Beautiful Nightmare (Dark Dream 2)
Page 32
“Absolutely not,” she’d sniffed as if the idea was insulting. “I will not be seen with a woman dressed in anything less than the best.” Turning to the poor woman helping us, she waved at the pile of discarded clothes I’d accumulated in the dressing room. “Pack everything up and send it to Bishop’s Landing. She will wear this one with the Chanel jacket right now.”
Which was how I ended up dining in one of the most exclusive restaurants in the city wearing an outfit that cost more than my entire wardrobe back in Texas. Even the gentle noises filling the ornate interior were somehow expensive: the clink of real silverware, the chime of crystal glasses undercut by the low murmur of cultured voices and barely discernable classical music. I felt like an imposter sitting there with Caroline, who was greeted by almost every diner as if she owned not only the restaurant but the very chairs they sat on and cars they had arrived in.
“It was a nice day, Caroline,” I said as we were served heaping salads topped with fresh seafood that made my mouth water. “Thank you so much for this. For everything really.”
Unlike the polite smile she had given to everyone else that day, Caroline gave me a small, genuine grin that curled her pale pink painted lips. She had been quiet for most of our lunch, contemplative, her gaze pinned to memories cast over my shoulder.
“I am glad you enjoyed yourself. I was hoping you would, because, you see, I have grown quite fond of you over the last week. My lawyer dropped these off last night and I really believe this is the right choice. Not just for you, but for myself. I’ve been lonely since my husband past away and my kids are older now, fair too busy to spend time with their mother.” Her expression was wistful, but her eyes were still a sharp, pale blue, cutting as the edge of an icicle. “It will be nice to have you as a true companion.”
I watched silently as she reached into her Hermes bag and produced a collection of papers that she placed beside my plate.
A guardianship agreement.
I looked up at her with wide eyes, hope and misgiving lodged in my throat.
“You’re old enough to make the decision for yourself, so if you no longer want to be the ward of Tiernan Morelli, all you have to do is sign the papers, and you’ll be mine,” she assured me, her manicured fingers curled around a Mont Blanc pen. “Here, Bianca. Take your life back.”

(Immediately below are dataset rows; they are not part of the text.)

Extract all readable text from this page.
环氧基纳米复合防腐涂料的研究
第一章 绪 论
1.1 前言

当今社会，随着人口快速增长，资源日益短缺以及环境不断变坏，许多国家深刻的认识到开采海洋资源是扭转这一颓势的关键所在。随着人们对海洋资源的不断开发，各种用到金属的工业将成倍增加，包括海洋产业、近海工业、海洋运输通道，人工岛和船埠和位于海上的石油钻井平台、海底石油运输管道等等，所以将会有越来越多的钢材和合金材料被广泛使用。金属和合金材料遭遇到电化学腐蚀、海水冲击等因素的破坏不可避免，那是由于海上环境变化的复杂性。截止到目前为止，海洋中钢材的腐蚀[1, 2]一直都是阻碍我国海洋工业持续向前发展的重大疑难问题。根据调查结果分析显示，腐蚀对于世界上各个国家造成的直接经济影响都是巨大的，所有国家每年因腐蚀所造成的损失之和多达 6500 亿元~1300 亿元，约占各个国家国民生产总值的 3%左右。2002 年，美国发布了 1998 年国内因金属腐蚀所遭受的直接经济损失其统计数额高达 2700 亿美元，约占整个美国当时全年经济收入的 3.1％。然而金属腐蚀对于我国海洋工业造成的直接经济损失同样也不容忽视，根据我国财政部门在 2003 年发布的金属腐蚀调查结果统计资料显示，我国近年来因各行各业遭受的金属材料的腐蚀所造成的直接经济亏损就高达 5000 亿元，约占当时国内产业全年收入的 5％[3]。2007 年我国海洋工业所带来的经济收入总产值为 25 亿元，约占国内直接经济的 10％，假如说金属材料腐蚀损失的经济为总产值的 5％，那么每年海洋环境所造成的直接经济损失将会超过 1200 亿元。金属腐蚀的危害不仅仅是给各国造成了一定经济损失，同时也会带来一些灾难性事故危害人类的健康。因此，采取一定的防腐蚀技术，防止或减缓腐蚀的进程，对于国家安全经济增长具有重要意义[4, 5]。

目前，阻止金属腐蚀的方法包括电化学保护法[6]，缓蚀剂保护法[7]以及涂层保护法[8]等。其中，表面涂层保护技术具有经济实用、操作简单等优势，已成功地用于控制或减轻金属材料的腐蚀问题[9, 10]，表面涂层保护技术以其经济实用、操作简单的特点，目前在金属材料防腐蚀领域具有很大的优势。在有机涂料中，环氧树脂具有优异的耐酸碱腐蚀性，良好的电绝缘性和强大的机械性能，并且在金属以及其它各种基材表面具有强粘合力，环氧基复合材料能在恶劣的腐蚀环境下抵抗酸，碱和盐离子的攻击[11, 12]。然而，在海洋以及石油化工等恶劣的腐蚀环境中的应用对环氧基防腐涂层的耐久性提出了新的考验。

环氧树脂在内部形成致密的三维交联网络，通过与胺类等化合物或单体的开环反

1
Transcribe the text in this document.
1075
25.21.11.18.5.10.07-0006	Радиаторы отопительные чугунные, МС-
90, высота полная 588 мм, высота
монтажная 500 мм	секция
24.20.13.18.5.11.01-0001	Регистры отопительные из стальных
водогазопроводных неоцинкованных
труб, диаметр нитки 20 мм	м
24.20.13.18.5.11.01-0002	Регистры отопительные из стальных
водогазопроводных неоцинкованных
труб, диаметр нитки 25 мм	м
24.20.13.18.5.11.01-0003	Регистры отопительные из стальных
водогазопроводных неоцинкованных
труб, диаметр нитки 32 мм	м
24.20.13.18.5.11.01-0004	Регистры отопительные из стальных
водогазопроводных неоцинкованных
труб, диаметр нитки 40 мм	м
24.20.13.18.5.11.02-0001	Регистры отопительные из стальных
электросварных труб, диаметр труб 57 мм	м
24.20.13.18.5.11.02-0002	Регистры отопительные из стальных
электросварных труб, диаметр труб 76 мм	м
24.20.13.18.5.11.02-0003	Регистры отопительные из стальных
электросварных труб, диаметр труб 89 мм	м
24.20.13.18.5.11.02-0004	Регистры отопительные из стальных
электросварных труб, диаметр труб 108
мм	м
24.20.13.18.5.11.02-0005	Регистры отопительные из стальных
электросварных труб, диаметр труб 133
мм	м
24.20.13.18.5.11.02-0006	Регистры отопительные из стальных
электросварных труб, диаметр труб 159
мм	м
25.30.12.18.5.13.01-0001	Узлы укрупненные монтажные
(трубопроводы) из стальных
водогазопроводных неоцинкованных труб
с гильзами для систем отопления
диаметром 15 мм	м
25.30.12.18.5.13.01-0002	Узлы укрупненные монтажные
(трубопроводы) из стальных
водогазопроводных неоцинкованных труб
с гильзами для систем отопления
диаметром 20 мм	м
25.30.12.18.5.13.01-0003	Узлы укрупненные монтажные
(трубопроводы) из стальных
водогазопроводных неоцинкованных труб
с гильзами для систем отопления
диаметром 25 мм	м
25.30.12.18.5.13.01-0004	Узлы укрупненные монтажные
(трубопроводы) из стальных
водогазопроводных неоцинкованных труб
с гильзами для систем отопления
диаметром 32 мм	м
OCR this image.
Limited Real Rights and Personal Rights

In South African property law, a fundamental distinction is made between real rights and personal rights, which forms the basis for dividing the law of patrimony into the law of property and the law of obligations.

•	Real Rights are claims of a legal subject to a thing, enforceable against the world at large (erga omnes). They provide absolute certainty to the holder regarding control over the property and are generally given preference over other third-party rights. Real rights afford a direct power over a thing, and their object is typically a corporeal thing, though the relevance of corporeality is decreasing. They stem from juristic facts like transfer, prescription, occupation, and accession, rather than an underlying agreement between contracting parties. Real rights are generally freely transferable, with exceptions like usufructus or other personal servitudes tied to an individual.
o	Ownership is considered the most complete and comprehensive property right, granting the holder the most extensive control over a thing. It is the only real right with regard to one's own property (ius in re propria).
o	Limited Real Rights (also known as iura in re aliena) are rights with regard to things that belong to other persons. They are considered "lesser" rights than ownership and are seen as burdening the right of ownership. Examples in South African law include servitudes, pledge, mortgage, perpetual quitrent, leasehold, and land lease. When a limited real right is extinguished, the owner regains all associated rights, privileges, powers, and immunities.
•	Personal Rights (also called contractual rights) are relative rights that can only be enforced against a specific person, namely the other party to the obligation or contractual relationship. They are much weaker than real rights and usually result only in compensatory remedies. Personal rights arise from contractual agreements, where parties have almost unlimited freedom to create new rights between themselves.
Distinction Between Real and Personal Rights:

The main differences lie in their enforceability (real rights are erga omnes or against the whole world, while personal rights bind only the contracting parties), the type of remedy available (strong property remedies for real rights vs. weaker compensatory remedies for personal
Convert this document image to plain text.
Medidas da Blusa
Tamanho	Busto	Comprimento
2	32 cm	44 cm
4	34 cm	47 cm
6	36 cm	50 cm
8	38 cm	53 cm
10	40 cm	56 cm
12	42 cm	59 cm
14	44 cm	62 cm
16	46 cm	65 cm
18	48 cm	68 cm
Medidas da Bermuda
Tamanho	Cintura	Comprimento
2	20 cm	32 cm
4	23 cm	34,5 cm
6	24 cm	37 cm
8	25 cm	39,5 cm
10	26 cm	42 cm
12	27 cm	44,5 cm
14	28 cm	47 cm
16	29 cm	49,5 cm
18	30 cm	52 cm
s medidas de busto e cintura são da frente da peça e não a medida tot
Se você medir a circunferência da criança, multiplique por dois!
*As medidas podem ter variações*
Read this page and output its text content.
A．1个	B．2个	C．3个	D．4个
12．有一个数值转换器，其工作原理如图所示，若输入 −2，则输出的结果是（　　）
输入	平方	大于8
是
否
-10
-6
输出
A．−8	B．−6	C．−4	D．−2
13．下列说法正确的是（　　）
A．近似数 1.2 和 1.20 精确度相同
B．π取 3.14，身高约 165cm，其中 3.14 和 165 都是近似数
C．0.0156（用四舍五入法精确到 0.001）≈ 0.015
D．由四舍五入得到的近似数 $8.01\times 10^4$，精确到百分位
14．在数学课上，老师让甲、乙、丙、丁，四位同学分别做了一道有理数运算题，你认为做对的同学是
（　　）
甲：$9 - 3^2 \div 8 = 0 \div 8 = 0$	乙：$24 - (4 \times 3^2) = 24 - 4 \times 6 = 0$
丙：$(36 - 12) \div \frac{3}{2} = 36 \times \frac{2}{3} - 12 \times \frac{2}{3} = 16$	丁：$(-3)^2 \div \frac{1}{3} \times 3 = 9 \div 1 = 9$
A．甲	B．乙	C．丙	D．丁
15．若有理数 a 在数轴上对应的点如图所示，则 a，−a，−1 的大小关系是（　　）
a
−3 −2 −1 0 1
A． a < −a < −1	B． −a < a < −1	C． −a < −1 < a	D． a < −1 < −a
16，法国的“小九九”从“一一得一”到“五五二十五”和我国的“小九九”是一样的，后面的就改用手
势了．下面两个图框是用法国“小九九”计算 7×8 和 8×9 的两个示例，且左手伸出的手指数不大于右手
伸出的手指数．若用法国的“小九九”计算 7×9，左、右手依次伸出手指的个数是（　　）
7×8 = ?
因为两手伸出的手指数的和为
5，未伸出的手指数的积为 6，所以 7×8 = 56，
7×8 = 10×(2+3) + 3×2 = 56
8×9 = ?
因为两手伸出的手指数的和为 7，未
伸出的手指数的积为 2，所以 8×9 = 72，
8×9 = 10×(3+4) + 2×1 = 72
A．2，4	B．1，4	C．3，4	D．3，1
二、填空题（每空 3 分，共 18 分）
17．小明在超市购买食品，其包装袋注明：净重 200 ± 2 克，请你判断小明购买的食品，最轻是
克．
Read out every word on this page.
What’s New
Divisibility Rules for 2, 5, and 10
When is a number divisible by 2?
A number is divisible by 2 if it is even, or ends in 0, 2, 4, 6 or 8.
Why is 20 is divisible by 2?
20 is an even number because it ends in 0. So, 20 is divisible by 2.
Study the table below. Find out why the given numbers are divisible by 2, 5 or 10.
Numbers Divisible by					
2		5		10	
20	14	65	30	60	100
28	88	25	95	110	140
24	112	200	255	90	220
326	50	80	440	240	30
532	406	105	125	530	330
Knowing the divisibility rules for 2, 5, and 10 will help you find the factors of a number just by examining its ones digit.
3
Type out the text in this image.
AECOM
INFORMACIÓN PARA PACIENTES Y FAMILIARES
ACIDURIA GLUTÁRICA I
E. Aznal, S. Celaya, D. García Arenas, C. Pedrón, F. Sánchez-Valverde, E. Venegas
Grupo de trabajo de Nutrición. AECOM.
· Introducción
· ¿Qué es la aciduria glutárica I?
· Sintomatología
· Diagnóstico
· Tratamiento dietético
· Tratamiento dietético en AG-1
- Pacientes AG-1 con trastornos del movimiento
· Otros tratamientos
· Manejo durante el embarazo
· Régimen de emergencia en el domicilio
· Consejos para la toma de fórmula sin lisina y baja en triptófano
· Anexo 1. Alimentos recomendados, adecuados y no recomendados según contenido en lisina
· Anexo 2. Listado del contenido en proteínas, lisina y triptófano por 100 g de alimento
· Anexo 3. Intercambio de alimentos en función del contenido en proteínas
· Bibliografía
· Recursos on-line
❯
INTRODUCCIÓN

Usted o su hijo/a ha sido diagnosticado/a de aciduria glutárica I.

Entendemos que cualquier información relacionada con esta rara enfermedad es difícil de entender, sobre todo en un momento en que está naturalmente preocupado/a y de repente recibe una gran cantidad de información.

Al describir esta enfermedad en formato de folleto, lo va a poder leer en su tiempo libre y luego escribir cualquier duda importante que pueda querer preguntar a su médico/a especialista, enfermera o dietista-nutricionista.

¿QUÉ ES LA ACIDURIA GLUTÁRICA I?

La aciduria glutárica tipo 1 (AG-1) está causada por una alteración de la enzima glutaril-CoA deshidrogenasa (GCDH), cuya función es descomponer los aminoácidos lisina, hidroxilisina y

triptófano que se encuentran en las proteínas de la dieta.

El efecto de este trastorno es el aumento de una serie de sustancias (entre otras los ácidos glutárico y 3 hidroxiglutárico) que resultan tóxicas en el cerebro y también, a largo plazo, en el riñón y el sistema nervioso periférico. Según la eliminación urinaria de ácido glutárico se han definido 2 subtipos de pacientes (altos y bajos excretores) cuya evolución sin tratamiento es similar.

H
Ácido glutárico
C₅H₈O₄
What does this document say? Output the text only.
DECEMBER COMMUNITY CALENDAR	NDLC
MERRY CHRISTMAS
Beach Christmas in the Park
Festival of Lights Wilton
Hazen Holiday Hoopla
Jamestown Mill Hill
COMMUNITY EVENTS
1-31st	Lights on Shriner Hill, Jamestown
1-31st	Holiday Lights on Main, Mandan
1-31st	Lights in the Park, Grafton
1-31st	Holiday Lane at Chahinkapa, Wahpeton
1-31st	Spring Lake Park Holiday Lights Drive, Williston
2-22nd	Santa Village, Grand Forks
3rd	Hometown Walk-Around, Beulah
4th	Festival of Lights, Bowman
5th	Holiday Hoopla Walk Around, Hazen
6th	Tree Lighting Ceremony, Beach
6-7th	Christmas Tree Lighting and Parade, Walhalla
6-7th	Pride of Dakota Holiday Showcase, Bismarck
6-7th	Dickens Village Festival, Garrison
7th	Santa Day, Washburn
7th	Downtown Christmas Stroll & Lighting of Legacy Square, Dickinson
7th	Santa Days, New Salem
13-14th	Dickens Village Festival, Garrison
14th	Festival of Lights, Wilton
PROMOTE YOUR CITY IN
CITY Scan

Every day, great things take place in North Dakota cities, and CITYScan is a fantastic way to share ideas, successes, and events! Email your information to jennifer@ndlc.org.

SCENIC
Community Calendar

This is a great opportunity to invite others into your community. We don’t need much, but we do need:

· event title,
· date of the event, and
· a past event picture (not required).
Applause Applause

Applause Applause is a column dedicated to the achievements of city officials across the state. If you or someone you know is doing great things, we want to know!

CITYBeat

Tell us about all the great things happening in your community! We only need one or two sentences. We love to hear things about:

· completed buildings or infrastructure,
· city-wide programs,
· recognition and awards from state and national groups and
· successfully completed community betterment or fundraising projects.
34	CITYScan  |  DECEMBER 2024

The pen was cold and absurdly heavy in my hand as I grasped it. My vision swam as I tried to make sense of the legal jargon presented to me. It was hard to reconcile the terror I felt staring at those pages that represented a lifelong dream when I’d always believed this was exactly what I wanted. But my heart pounded hard enough to crack a rib and cold sweat crusted my brow.
“It’s very standard,” she guaranteed with that plastic smile she was so practiced at.
Still, I tried to read more of the document. I couldn’t shake my father’s voice, telling me more snakes lay hidden in silks and furs than in the long Texas grasslands.
“Here,” she pressed, leaning forward to pick up the papers and flip to the second page where my signature was needed. “Sign just here, here, and here so we can wrap this matter up for good.”
I bent to read again when her cool fingers gently grasped my chin and raised it until my eyes were level with her own. Her expression was soft in a bid to express her sincerity, but there was a tension in the fingers that held me, a vibrating kind of energy that made it obvious she was coiled tightly around something.
Some secret she was trying to keep hidden from me.
“One day,” she murmured, her voice as cool and smooth as silk. “If you’re with us long enough, we might even see what we can do about giving you the Constantine name.”
Each word shot through me like bullet to the chest. A twisted cocktail of hope, longing, and suspicion threatened to drown my lungs, overloading my system until I couldn’t breathe.
How was it possible that a name could mean so much?
It was a short collection of consonants and vowels. Pleasant enough to speak, but hollow without the meaning attributed to it by others.
Constantine was almost a brand, one synonymous with wealth, prestige and glory.
If I asked anyone in the restaurant today if they wanted to be a Constantine, most of them wouldn’t think twice about saying yes.
Of course, the name meant even more to me.
My dad had been a Constantine. He had been the one to take that name and reputation and forge it into steel, something unconquerable and eternal.